Sponsored and represented by high-ranking professionals across all genres and professions in film and television, a new supergroup aims to offer Hollywood all the tools it needs to overcome gender disparities, and comedy director Paul Feig is a big part of it. The Hollywood Reporter broke the exclusive story on the group, now called ReFrame, which has been in its top-secret fledgling stages for the last few years since its inception. Non-profit Women in Film president Cathy Schulman was struck in 2011 by how she was “repeating statistics that have essentially been flatlined since 1998” and brought in the executive director of the Sundance Institute Keri Putnam to research priorities and strategies in equalizing representation in film. The homework assignment blossomed into a two-day “top secret” summit that involved fifty-two influential executives and creatives willing to volunteer as senior-level ambassadors to hone a three-pronged mission. Now set to meet with all major six networks, Netflix and Hulu, the mission utilizes a “stamp system”, comparable to eco-friendly LEED certifications, but for companies inclusive of women and diversity, as well as the “Culture Change Toolkit”-a program to educate companies on unconscious hiring biases homogenizing pools of applicants. Then, ReFrame wants to invoke an aggressive protege sponsorship program that gives women the same opportunities as their male counterparts to learn on the job from being assigned movies slightly beyond your capacity and experience level.

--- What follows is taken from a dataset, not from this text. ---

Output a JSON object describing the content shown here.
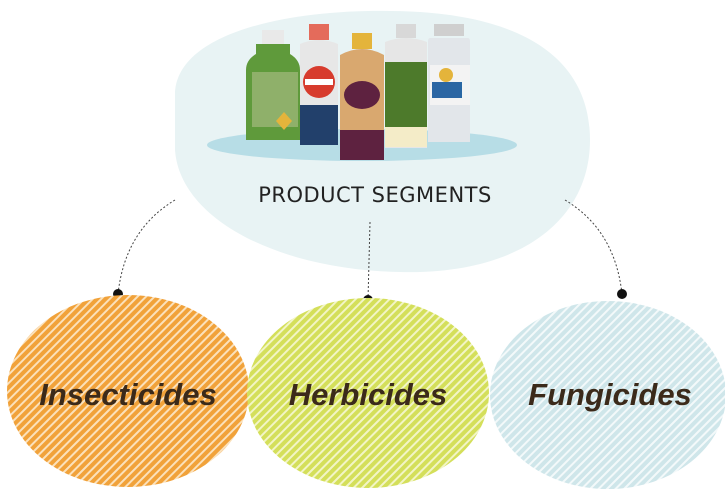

Feig has directed some of the best comedies of the past ten years with Bridesmaids and Spy deserving status on any all time greatest comedies lists. Feig is also thought to be one of the best female directors in Hollywood, and his focus on working with great and talented women makes him an excellent choice to participate in ReFrame. He’s also dealt with gender bias head on when his decision to cast women in the Ghostbusters reboot met with heavy resistance.
ReFrame has the statistics to back up how underserved female directors are, how many fewer chances minorities are given than white counterparts and they’ve got a dynamic strategy that encourages economic and social motivations for companies to diversify instead of shaming. However, this initiative is mostly headed by white women and men if the Hollywood Reporter photoshoot is anything to go by. Michael De Luca, producer of this year’s Academy Awards, says “If you’re a studio executive and you request a list of directors or writers from an agency and it comes back 99 percent male, make that second phone call: ‘Hey, do you have any clients that are female?’” What about black and female? Or Latina and genderqueer? It would be a shame if this initiative like the American suffragette movement of the early 20th century settled on being a white-washed initiative that still left behind many, many groups.
Beyond that possible pitfall, ReFrame has meetings with a total of twenty-two studios and networks with all company heads present and a second wave of meetings to ensure they reach all financiers by the end of the year. Feig’s concern is a pushback from individuals who think they’re already doing enough, that, “everyone agrees with the cause and thinks, ‘We’re on that.’ But it’s about getting to that next level where you actually physically do it.”